Tidying things up.
May 30, 2015
am on a mission to tidy up things and complete unfinished business. I am inspired by the book The Life Changing Magic of Tidying up by Marie Kondo of Japan. If you have ever been to Japan, the Japanese are the most tidiest, if not most efficient, people I know. I love Japan, especially sumo.
One noticeable thing about Japan is their small living condition. A living room used during the day functions as a bedroom at night. Tatami beds are put away after use and the area is tidy again. I remember a Japanese colleague visiting the US for work was blown away by the Marriott Residence Inn rooms we were given.

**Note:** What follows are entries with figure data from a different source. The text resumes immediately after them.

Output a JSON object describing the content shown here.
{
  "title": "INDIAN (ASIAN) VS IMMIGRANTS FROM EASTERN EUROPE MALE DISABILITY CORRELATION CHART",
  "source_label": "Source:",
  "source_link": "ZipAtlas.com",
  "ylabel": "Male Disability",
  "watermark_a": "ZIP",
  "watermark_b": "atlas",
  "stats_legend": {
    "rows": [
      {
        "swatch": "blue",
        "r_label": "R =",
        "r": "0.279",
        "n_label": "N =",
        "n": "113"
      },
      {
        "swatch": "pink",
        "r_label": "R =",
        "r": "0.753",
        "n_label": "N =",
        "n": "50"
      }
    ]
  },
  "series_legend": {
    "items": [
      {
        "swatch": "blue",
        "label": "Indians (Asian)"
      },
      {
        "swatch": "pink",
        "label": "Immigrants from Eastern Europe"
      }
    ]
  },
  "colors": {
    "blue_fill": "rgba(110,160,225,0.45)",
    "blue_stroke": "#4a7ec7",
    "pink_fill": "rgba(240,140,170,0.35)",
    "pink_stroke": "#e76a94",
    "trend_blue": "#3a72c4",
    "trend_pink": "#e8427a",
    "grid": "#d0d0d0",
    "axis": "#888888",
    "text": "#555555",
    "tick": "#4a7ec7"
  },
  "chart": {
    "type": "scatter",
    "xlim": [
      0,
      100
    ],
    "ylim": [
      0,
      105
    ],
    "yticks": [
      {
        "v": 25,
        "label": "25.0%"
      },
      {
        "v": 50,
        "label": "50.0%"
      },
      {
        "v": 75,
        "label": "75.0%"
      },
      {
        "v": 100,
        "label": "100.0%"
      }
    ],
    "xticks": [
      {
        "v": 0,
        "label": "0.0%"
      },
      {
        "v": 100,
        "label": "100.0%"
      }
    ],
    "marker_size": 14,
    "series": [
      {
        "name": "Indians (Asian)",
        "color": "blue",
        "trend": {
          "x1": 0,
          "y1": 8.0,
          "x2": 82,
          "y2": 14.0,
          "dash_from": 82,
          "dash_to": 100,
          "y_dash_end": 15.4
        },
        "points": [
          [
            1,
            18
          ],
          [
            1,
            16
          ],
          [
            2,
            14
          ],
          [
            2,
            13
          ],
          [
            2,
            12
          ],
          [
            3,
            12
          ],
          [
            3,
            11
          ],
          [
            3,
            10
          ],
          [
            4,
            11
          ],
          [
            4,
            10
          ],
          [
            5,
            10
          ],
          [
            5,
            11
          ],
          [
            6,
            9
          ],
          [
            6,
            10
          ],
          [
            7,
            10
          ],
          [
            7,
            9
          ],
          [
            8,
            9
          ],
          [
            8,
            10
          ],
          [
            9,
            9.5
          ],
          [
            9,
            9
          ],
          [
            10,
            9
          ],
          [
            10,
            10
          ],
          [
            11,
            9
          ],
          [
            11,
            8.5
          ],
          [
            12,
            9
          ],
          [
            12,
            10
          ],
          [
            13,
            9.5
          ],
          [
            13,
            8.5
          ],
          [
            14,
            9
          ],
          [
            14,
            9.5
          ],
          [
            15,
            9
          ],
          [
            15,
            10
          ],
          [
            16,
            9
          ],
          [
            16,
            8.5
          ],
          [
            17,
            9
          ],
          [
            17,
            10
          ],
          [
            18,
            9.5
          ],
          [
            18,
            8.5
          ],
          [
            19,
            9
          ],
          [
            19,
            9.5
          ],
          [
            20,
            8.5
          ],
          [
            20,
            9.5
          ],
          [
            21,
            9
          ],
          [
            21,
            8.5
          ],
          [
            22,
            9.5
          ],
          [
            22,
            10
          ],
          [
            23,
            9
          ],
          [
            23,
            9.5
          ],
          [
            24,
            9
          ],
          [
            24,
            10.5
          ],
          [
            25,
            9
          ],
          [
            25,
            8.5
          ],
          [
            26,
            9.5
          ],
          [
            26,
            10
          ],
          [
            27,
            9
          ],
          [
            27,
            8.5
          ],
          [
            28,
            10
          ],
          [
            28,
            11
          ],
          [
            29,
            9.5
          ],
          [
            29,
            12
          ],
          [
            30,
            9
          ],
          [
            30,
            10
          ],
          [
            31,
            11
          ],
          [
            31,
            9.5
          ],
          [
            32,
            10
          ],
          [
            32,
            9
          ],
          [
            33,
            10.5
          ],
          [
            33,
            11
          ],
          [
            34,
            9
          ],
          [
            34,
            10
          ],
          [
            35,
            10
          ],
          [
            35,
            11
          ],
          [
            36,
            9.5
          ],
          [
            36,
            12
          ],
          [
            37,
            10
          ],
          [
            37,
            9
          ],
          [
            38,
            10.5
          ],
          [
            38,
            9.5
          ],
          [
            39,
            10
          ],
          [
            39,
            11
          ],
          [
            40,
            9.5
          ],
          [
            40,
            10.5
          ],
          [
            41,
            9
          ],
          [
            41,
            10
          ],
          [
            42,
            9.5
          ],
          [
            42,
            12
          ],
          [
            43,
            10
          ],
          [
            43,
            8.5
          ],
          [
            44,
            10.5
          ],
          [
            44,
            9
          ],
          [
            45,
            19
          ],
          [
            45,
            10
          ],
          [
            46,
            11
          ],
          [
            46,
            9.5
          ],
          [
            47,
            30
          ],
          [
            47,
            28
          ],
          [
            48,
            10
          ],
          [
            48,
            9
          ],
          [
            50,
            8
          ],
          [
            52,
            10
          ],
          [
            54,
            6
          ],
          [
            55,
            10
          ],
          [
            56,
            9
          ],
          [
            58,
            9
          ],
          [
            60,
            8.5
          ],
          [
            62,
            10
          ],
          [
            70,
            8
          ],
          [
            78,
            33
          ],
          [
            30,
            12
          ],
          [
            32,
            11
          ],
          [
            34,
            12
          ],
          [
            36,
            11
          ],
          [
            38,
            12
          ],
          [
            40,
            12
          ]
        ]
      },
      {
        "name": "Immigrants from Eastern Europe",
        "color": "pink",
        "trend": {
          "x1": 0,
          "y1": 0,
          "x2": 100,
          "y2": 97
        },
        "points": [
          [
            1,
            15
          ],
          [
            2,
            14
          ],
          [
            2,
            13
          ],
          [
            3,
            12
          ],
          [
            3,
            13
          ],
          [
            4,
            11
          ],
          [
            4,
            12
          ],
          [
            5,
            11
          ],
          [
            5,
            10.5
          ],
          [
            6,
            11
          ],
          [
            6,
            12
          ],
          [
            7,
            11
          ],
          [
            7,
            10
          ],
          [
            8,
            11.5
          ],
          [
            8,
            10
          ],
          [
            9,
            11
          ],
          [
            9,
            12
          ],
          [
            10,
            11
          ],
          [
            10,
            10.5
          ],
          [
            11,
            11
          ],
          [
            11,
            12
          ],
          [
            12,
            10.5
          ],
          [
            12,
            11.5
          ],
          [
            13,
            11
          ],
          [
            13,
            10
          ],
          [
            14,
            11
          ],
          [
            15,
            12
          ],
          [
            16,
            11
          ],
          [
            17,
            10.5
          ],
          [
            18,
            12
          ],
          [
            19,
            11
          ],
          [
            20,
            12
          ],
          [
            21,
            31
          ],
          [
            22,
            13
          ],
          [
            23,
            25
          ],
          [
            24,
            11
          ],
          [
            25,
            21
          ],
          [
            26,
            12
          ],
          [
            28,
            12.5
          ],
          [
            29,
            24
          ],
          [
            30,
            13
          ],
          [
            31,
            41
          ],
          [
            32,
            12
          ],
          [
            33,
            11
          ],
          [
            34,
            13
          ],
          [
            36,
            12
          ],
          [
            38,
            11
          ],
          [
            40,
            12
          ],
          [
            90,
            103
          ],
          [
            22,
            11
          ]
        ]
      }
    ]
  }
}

“Bo-san (gramatically incorrect in Japanese). They gave me a big room. My apartment is just the size of the kitchen” he said when we saw each other for breakfast. I thought it was funny. I was true but it was tidy.
So I find it ironic to read something on tidiness coming from a Japanese when Americans tend to have bigger houses therefore prone to clutter. To me the book was useful in further simplifying my life, a.k.a cleaning up my stuff so the wife will not have to deal with it when the time comes.
This is a difficult topic around the house and I am not one who shy away from discussing it. I am hopeful of finding a cure for my cancer at the same time I am realistic. I pray every morning for another day given, then I turn around and write instructions on how to settle things. That’s life living with cancer. We live in two worlds: the hopeful one and the real one. The real one is difficult to accept because I still, at times, ask “why”. I cannot fully understand this disease and yet it has taught me many things.
I am sure many have learned many things from me. I receive many encouragement and prayers which boost my spirits. I am grateful for them. Lately, I have been consulting doctors again regarding the recurrence of cancer to my liver, aside from the existing ones in my lungs. Each time I see a new doctor I have to relate my medical history. I started compiling all my medical records in a binder now I have a box filled with all my charts, bands, blood tests, scans, images, contacts, etc. Doctors get impress once they see my collection. They are tagged and highlighted. Then I tell them about my blog.
But that does not change things. The answer I seek is often not there and the decisions I am force to make does not get easier. Do I go for a cyberknife procedure to my liver or move on to the next clinical trial? There is always something to decide…and tidy up.
Growing medical records
Running a 10 miler.
My happy place. Last May 23, I ran the Soldier Field 10 Miler in 2:22. I was happy I finished. Each time I finish a race it gives me confidence that I have somehow put one over my cancer. I finished with cancer growing in my lungs and now in my liver. Three more miles and that’s a half marathon. In fact I started looking for one and may just sign up on a whim.
2015 Soldier Field 10 mile finish. I got the medal.